Poirot, estabasentado junto a la mesa, con la cabeza escondida entre las manos. Al verme
entrar, dio un salto.
—¿Qué ocurre? —pregunté solícitamente—. Espero que no estará usted enfermo.
—No, no estoy enfermo. Pero estoy pensando en algo muy importante.
— ¿Está usted dudando entre coger al criminal o soltarlo? — pregunté humorísticamente.
Pero, con gran sorpresa por mi parte, Poirot asintió gravemente.
—«Hablar o no hablar», como dijo su gran Shakespeare, «ésa es la cuestión». No me molesté
en corregir la cita.
—¿Habla usted en serio, Poirot?
—Completamente en serio. Porque una cosa completamente seria pesa en la balanza.
—¿Qué cosa?
—La felicidad de una mujer, mon ami — dijo gravemente. No supe qué contestar.

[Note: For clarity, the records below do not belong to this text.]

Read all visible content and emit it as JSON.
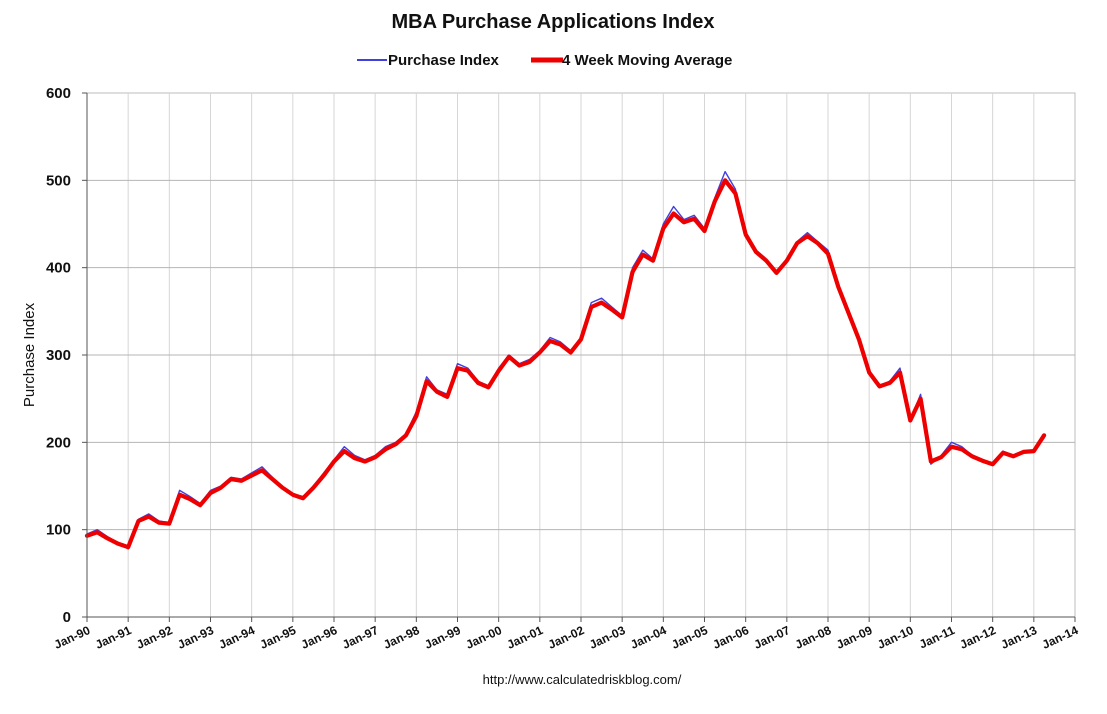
{
  "chart_data": {
    "type": "line",
    "title": "MBA Purchase Applications Index",
    "ylabel": "Purchase Index",
    "xlabel": "",
    "ylim": [
      0,
      600
    ],
    "yticks": [
      0,
      100,
      200,
      300,
      400,
      500,
      600
    ],
    "xlim": [
      "1990-01",
      "2014-01"
    ],
    "xtick_labels": [
      "Jan-90",
      "Jan-91",
      "Jan-92",
      "Jan-93",
      "Jan-94",
      "Jan-95",
      "Jan-96",
      "Jan-97",
      "Jan-98",
      "Jan-99",
      "Jan-00",
      "Jan-01",
      "Jan-02",
      "Jan-03",
      "Jan-04",
      "Jan-05",
      "Jan-06",
      "Jan-07",
      "Jan-08",
      "Jan-09",
      "Jan-10",
      "Jan-11",
      "Jan-12",
      "Jan-13",
      "Jan-14"
    ],
    "grid": true,
    "legend_position": "top-center",
    "source": "http://www.calculatedriskblog.com/",
    "series": [
      {
        "name": "Purchase Index",
        "color": "#4040e0",
        "x": [
          "1990-01",
          "1990-04",
          "1990-07",
          "1990-10",
          "1991-01",
          "1991-04",
          "1991-07",
          "1991-10",
          "1992-01",
          "1992-04",
          "1992-07",
          "1992-10",
          "1993-01",
          "1993-04",
          "1993-07",
          "1993-10",
          "1994-01",
          "1994-04",
          "1994-07",
          "1994-10",
          "1995-01",
          "1995-04",
          "1995-07",
          "1995-10",
          "1996-01",
          "1996-04",
          "1996-07",
          "1996-10",
          "1997-01",
          "1997-04",
          "1997-07",
          "1997-10",
          "1998-01",
          "1998-04",
          "1998-07",
          "1998-10",
          "1999-01",
          "1999-04",
          "1999-07",
          "1999-10",
          "2000-01",
          "2000-04",
          "2000-07",
          "2000-10",
          "2001-01",
          "2001-04",
          "2001-07",
          "2001-10",
          "2002-01",
          "2002-04",
          "2002-07",
          "2002-10",
          "2003-01",
          "2003-04",
          "2003-07",
          "2003-10",
          "2004-01",
          "2004-04",
          "2004-07",
          "2004-10",
          "2005-01",
          "2005-04",
          "2005-07",
          "2005-10",
          "2006-01",
          "2006-04",
          "2006-07",
          "2006-10",
          "2007-01",
          "2007-04",
          "2007-07",
          "2007-10",
          "2008-01",
          "2008-04",
          "2008-07",
          "2008-10",
          "2009-01",
          "2009-04",
          "2009-07",
          "2009-10",
          "2010-01",
          "2010-04",
          "2010-07",
          "2010-10",
          "2011-01",
          "2011-04",
          "2011-07",
          "2011-10",
          "2012-01",
          "2012-04",
          "2012-07",
          "2012-10",
          "2013-01",
          "2013-04"
        ],
        "y": [
          95,
          100,
          92,
          85,
          78,
          112,
          118,
          110,
          108,
          145,
          138,
          130,
          145,
          150,
          160,
          158,
          165,
          172,
          160,
          148,
          140,
          138,
          150,
          165,
          180,
          195,
          185,
          180,
          185,
          195,
          200,
          210,
          235,
          275,
          260,
          255,
          290,
          285,
          270,
          265,
          285,
          300,
          290,
          295,
          305,
          320,
          315,
          305,
          320,
          360,
          365,
          355,
          345,
          400,
          420,
          410,
          450,
          470,
          455,
          460,
          445,
          480,
          510,
          490,
          440,
          420,
          410,
          395,
          410,
          430,
          440,
          430,
          420,
          380,
          350,
          320,
          280,
          265,
          270,
          285,
          225,
          255,
          175,
          185,
          200,
          195,
          185,
          180,
          175,
          190,
          185,
          190,
          190,
          205
        ]
      },
      {
        "name": "4 Week Moving Average",
        "color": "#ee0000",
        "x": [
          "1990-01",
          "1990-04",
          "1990-07",
          "1990-10",
          "1991-01",
          "1991-04",
          "1991-07",
          "1991-10",
          "1992-01",
          "1992-04",
          "1992-07",
          "1992-10",
          "1993-01",
          "1993-04",
          "1993-07",
          "1993-10",
          "1994-01",
          "1994-04",
          "1994-07",
          "1994-10",
          "1995-01",
          "1995-04",
          "1995-07",
          "1995-10",
          "1996-01",
          "1996-04",
          "1996-07",
          "1996-10",
          "1997-01",
          "1997-04",
          "1997-07",
          "1997-10",
          "1998-01",
          "1998-04",
          "1998-07",
          "1998-10",
          "1999-01",
          "1999-04",
          "1999-07",
          "1999-10",
          "2000-01",
          "2000-04",
          "2000-07",
          "2000-10",
          "2001-01",
          "2001-04",
          "2001-07",
          "2001-10",
          "2002-01",
          "2002-04",
          "2002-07",
          "2002-10",
          "2003-01",
          "2003-04",
          "2003-07",
          "2003-10",
          "2004-01",
          "2004-04",
          "2004-07",
          "2004-10",
          "2005-01",
          "2005-04",
          "2005-07",
          "2005-10",
          "2006-01",
          "2006-04",
          "2006-07",
          "2006-10",
          "2007-01",
          "2007-04",
          "2007-07",
          "2007-10",
          "2008-01",
          "2008-04",
          "2008-07",
          "2008-10",
          "2009-01",
          "2009-04",
          "2009-07",
          "2009-10",
          "2010-01",
          "2010-04",
          "2010-07",
          "2010-10",
          "2011-01",
          "2011-04",
          "2011-07",
          "2011-10",
          "2012-01",
          "2012-04",
          "2012-07",
          "2012-10",
          "2013-01",
          "2013-04"
        ],
        "y": [
          93,
          97,
          90,
          84,
          80,
          110,
          115,
          108,
          107,
          140,
          135,
          128,
          142,
          148,
          158,
          156,
          162,
          168,
          158,
          148,
          140,
          136,
          148,
          162,
          178,
          190,
          182,
          178,
          183,
          192,
          198,
          208,
          230,
          270,
          258,
          252,
          285,
          282,
          268,
          263,
          282,
          298,
          288,
          292,
          303,
          316,
          312,
          303,
          318,
          355,
          360,
          352,
          343,
          395,
          415,
          408,
          445,
          462,
          452,
          456,
          442,
          476,
          500,
          485,
          438,
          418,
          408,
          394,
          408,
          428,
          436,
          428,
          416,
          378,
          348,
          318,
          280,
          264,
          268,
          280,
          225,
          250,
          178,
          183,
          195,
          192,
          184,
          179,
          175,
          188,
          184,
          189,
          190,
          208
        ]
      }
    ]
  }
}
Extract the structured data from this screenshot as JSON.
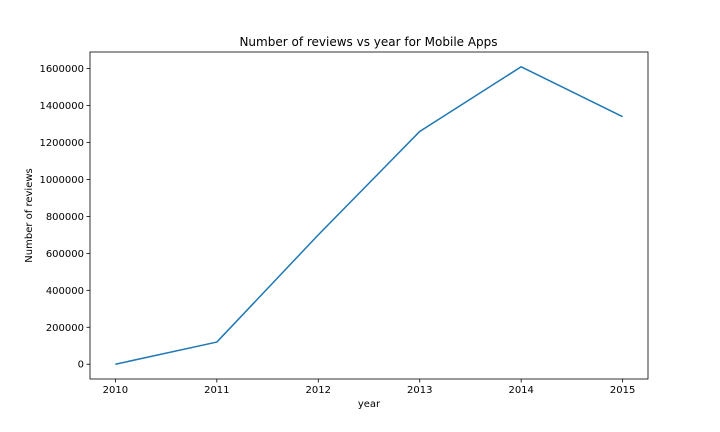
{
  "chart_data": {
    "type": "line",
    "title": "Number of reviews vs year for Mobile Apps",
    "xlabel": "year",
    "ylabel": "Number of reviews",
    "x": [
      2010,
      2011,
      2012,
      2013,
      2014,
      2015
    ],
    "series": [
      {
        "values": [
          0,
          120000,
          700000,
          1260000,
          1610000,
          1340000
        ],
        "color": "#1f77b4"
      }
    ],
    "xticks": [
      2010,
      2011,
      2012,
      2013,
      2014,
      2015
    ],
    "yticks": [
      0,
      200000,
      400000,
      600000,
      800000,
      1000000,
      1200000,
      1400000,
      1600000
    ],
    "ylim": [
      -80000,
      1690000
    ],
    "xlim": [
      2009.75,
      2015.25
    ],
    "grid": false
  }
}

—Ha llegado el momento —dijo Poirot, pensativo— y no sé qué hacer. Arriesgo demasiado
en este juego. Nadie que no fuera Hércules Poirot lo intentaría. Y se golpeó el pecho
orgullosamente. Después de esperar unos minutos, para no estropear el efecto de sus últimas
palabras, le transmití el mensaje de Lawrence.
—¡Aja! —exclamó—. ¿De modo que ha encontrado la taza de café? Tiene más inteligencia de
lo que parece ese monsieur Lawrence de cara larga.
Yo mismo no tenía una idea muy elevada de la inteligencia de Lawrence, pero me abstuve de
contradecirle, censurándole, en cambio, por haber olvidado mis instrucciones respecto a los días
libres de Cynthia.
—Es cierto. Tengo una cabeza de chorlito. Sin embargo, la otra señorita fue de lo más amable.
Sintió mucho el verme tan desilusionado y me enseñó todo aquello con la mejor voluntad.
—¡Ah, bueno! Entonces no importa, y otro día cualquiera va usted a tomar el té con Cynthia.
Le conté lo de la carta que habíamos recibido.
—Lo siento —dijo—. Siempre había tenido esperanzas en esa carta. Pero no podía ser. Este
asunto tiene que desenredarse desde dentro.
—Se dio unos golpecitos en la frente—. Son estas pequeñas células grises las que tienen que
hacer el trabajo. De pronto, me preguntó:
—¿Es usted entendió en huellas dactilares, amigo mío?
—No —dije, muy sorprendido—. A lo único que llega mi ciencia es a saber que no hay dos
huellas dactilares iguales. —Exactamente.
Abrió un pequeño cajón y sacó unas fotografías, que puso sobre la mesa.
—Les he puesto los números 1, 2, y 3. ¿Puede describírmelas?
Estudié las fotografías atentamente.
—Ya veo que están muy ampliadas. Me parece que las de la fotografía número 1 pertenecen a
un hombre son del pulgar y el índice. La del número 2 son de mujer, son mucho más pequeñas y
completamente distintas. Las del número 3... —Me detuve un momento— parecen un montón de
huellas, todas mezcladas, pero desde luego, están las del número 1.
—¿Sobre las otras?
—Sí.
—¿Las reconoce sin ningún género de duda?
—Desde luego, son idénticas.
Poirot asintió, cogió con cuidado las fotografías y las guardó de nuevo en el cajón.
—Supongo —dije— que, como de costumbre, no va usted a explicarme nada.
—Al contrario. Las del número 1 son las huellas dactilares de monsieur Lawrence. Las del
número 2, de mademoiselle Cynthia. No tiene importancia. Las tomé solamente para comparar con
las otras. El número 3 es más complicado.